A recurring trope in the obituaries that poured in last year was that he was a journalist of rare principle, and this enabled him to reveal the unfettered truth on globally important events: the Vietnam War, the Cambodian Genocide, the War on Terror.
His work in Cambodia is a particular stand-out—the 1979 ITV documentary Year Zero, about the crimes of the Khmer Rouge, inspired an outpouring of humanitarian support from a newly aware British public. It would be impossible to argue that Pilger did not have a hand in the $45 million raised, and it is this episode for which he is most fondly remembered; Year Zero occupies a central place in the BFI schedule.
All this only makes the fact of the matter more difficult: that Pilger was not a universal enemy of the despot at all, but, given the right circumstances, one of their most fanatical cheerleaders.
Retrospective commentary on his films published even while Pilger was alive has a bizarrely elegiac quality, which is owed to the awkward conversations discussing his later-life propagandism would invite. The Cambodia story I just gave is the most well known in a canon of 1970s parables about the power of documentary, which funnily enough is the name of the BFI season. Pilger’s early work is the founding tenet in the myth of him as maverick anti-authoritarian, and as such it receives by far the most attention.
Less mythologised is a distinctly unglamorous 2018 appearance on RT (or Russia Today, the state-owned news network now banned in this country) in which he bafflingly suggested a Russian chemical attack in Salisbury was a hoax: ‘a carefully constructed drama in which the media plays a role’.

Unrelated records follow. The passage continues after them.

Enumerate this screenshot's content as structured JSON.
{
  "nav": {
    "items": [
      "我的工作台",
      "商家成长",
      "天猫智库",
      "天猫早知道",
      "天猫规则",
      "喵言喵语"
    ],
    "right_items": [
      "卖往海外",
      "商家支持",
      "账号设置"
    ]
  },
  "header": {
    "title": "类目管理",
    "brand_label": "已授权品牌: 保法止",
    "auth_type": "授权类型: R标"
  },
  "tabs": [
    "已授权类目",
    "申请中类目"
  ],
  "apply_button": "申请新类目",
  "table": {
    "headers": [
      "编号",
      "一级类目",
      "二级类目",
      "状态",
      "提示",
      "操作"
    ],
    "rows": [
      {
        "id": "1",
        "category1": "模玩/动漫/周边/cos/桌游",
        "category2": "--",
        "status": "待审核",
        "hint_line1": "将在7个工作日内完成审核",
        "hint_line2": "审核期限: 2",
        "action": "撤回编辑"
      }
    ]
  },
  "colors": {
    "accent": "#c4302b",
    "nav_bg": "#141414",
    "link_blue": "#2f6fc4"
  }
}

Pilger was a regular on RT—the BBC’s diplomatic obituary notes that he ‘attracted controversy for his comments on Russia’, although it is probably more accurate to describe him as an outright pro-Russian commentator. After spending eight years justifying the seizure of the Crimea, he repeatedly insisted that a full-scale invasion of Ukraine would not take place; when, of course, it did, he changed tune and began explaining why it was a proportional reaction against Western imperialism.
This pattern of rhetoric—denial, obfuscation, justification—is something of a recurring theme in late career Pilger. Regardless of his own personal brand of Lubyanka leftism—rants about ‘the extreme provocation that a Nato-armed borderland presented to Moscow’ aside—it must be noted that he was very sympathetic to any nation adequately anti-American.

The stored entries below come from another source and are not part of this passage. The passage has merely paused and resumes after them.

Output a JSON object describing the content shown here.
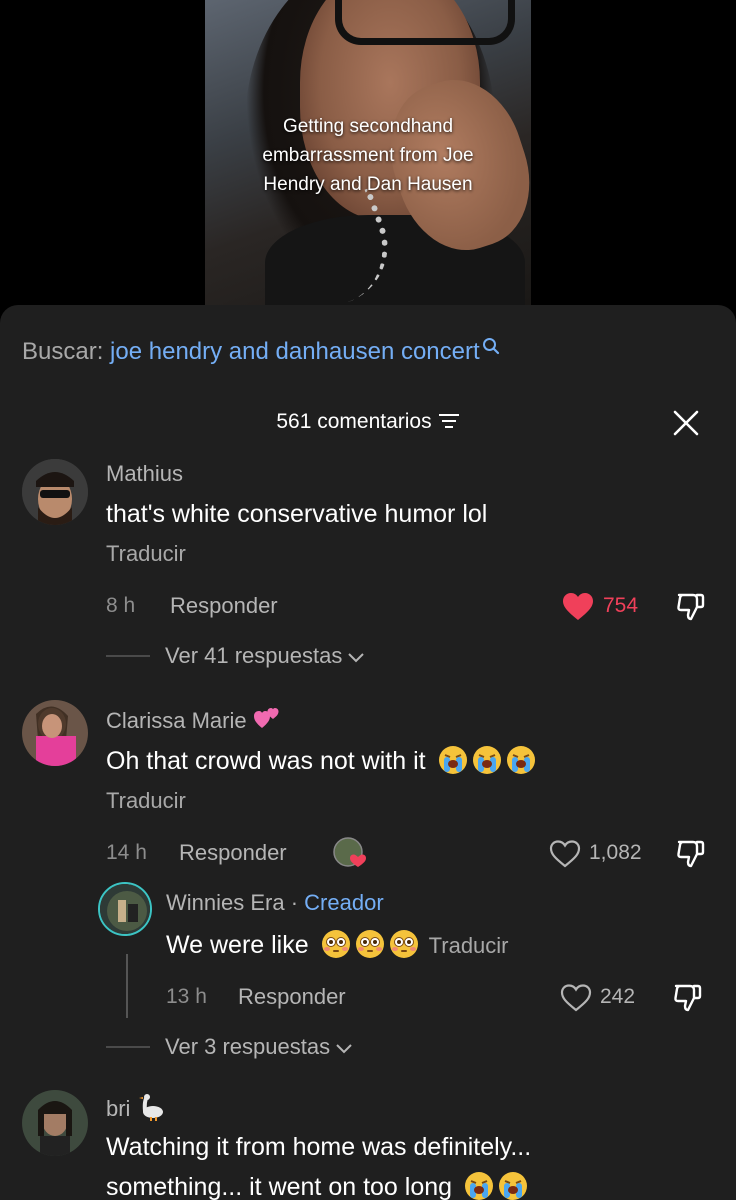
{
  "video": {
    "caption": "Getting secondhand embarrassment from Joe Hendry and Dan Hausen"
  },
  "search": {
    "prefix": "Buscar:",
    "query": "joe hendry and danhausen concert"
  },
  "comments_header": {
    "count_label": "561 comentarios"
  },
  "comments": [
    {
      "name": "Mathius",
      "text": "that's white conservative humor lol",
      "translate": "Traducir",
      "time": "8 h",
      "reply": "Responder",
      "likes": "754",
      "liked": true,
      "view_replies": "Ver 41 respuestas"
    },
    {
      "name": "Clarissa Marie",
      "text": "Oh that crowd was not with it",
      "translate": "Traducir",
      "time": "14 h",
      "reply": "Responder",
      "likes": "1,082",
      "liked": false,
      "reply_item": {
        "name": "Winnies Era",
        "separator": "·",
        "tag": "Creador",
        "text": "We were like",
        "translate": "Traducir",
        "time": "13 h",
        "reply": "Responder",
        "likes": "242"
      },
      "view_replies": "Ver 3 respuestas"
    },
    {
      "name": "bri",
      "text_line1": "Watching it from home was definitely...",
      "text_line2": "something... it went on too long"
    }
  ],
  "colors": {
    "sheet_bg": "#1f1f1f",
    "accent_blue": "#74aef5",
    "like_red": "#f0405a"
  }
}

Pilger’s ability to interrogate the official narrative seemed to decline catastrophically around his favourite officials. In an interview with the Venezuelan quasi-dictator Hugo Chávez, whose socialism had made him a target of American foreign policy, he fawns: “You are deeply committed to the Venezuelan people. Where does that come from?”. This wet flannel appeared in the documentary The War on Democracy (not running at the BFI), whose central thesis is that Dubya-era US intervention amounted to a form of neo-colonialism.

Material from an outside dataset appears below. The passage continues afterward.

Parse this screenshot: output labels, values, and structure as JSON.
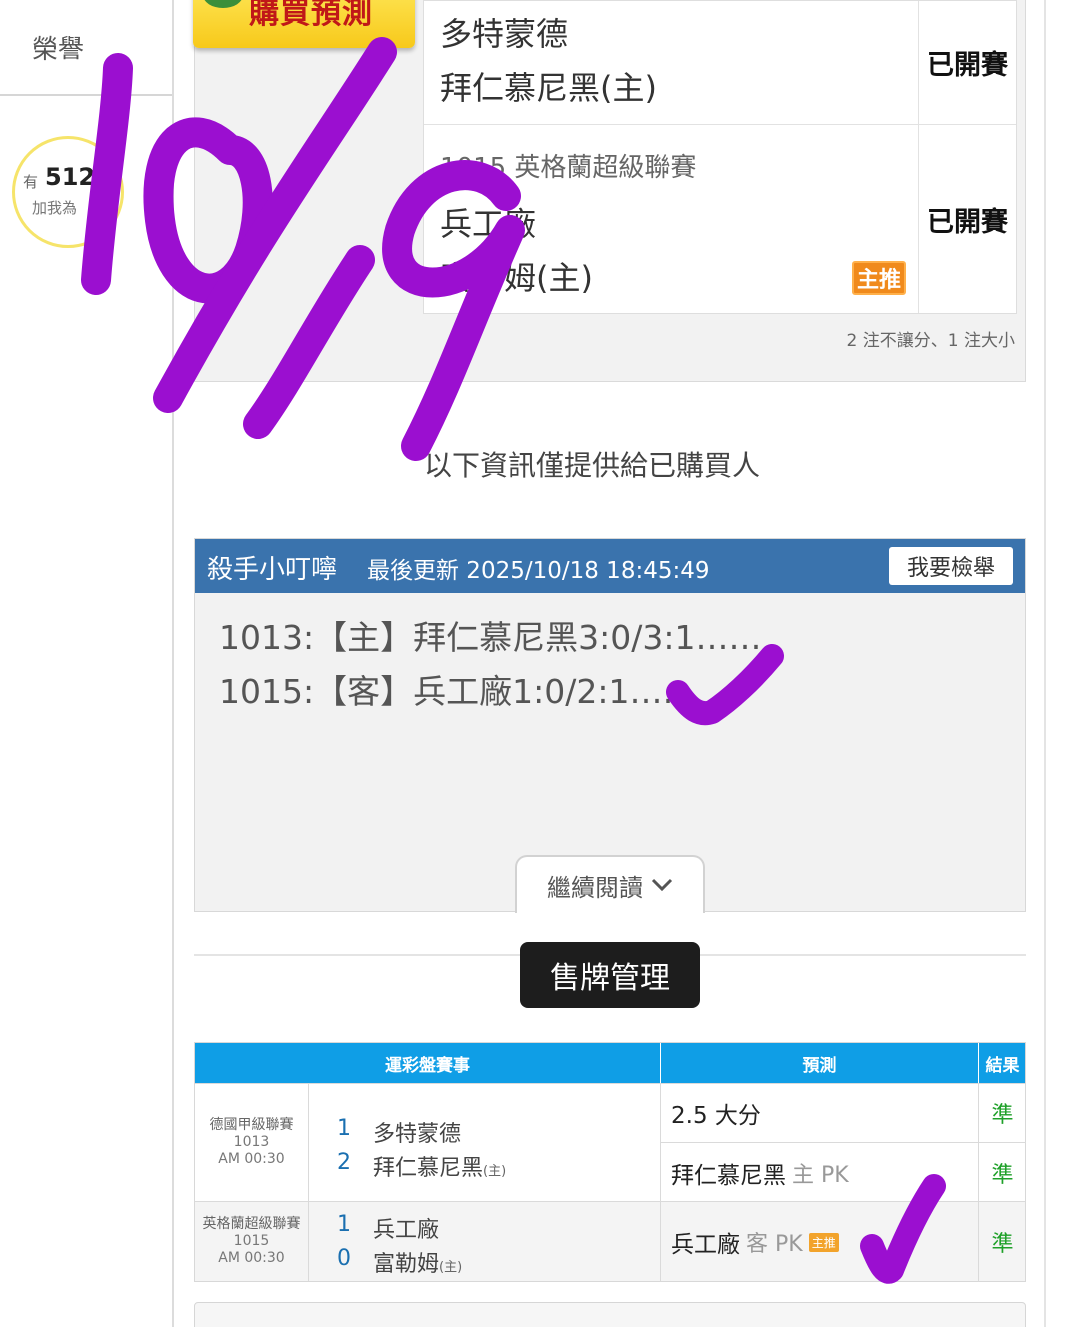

Questioning Chávez’s authoritarianism would make things difficult—it would stop him being a perfect victim of American empire—so Pilger decides not to acknowledge it at all, regardless of any responsibility as a journalist. A lot of his philosophy seemed to revolve around working backwards from a given conclusion.
There is a litany of these anecdotes about Pilger’s ability to selectively reject inconvenient truths—the slaughter of Kosovan Albanians under Slobodan Milošević, which he christened ‘a genocide that never was’, the atrocities of Assad in Syria (‘a complete propaganda construct’), and so on—but to preoccupy ourselves with such stories is to miss the wider trend they represent.
It is fitting that Pilger was so interested in war, whose first casualty is truth. To selectively condemn or deny a crime based on its perpetrator is the behaviour of a documentarian of allegiance, not principle.
Back to the BFI: why is it still entertaining this hagiography around John Pilger? I am not saying it should not show his work, or that none of it carries merit—to do so is the exact campism to which he dedicated the back half of his life—but surely it warrants slightly more critical examination than the blind praise of him as a champion of ‘hidden truths’.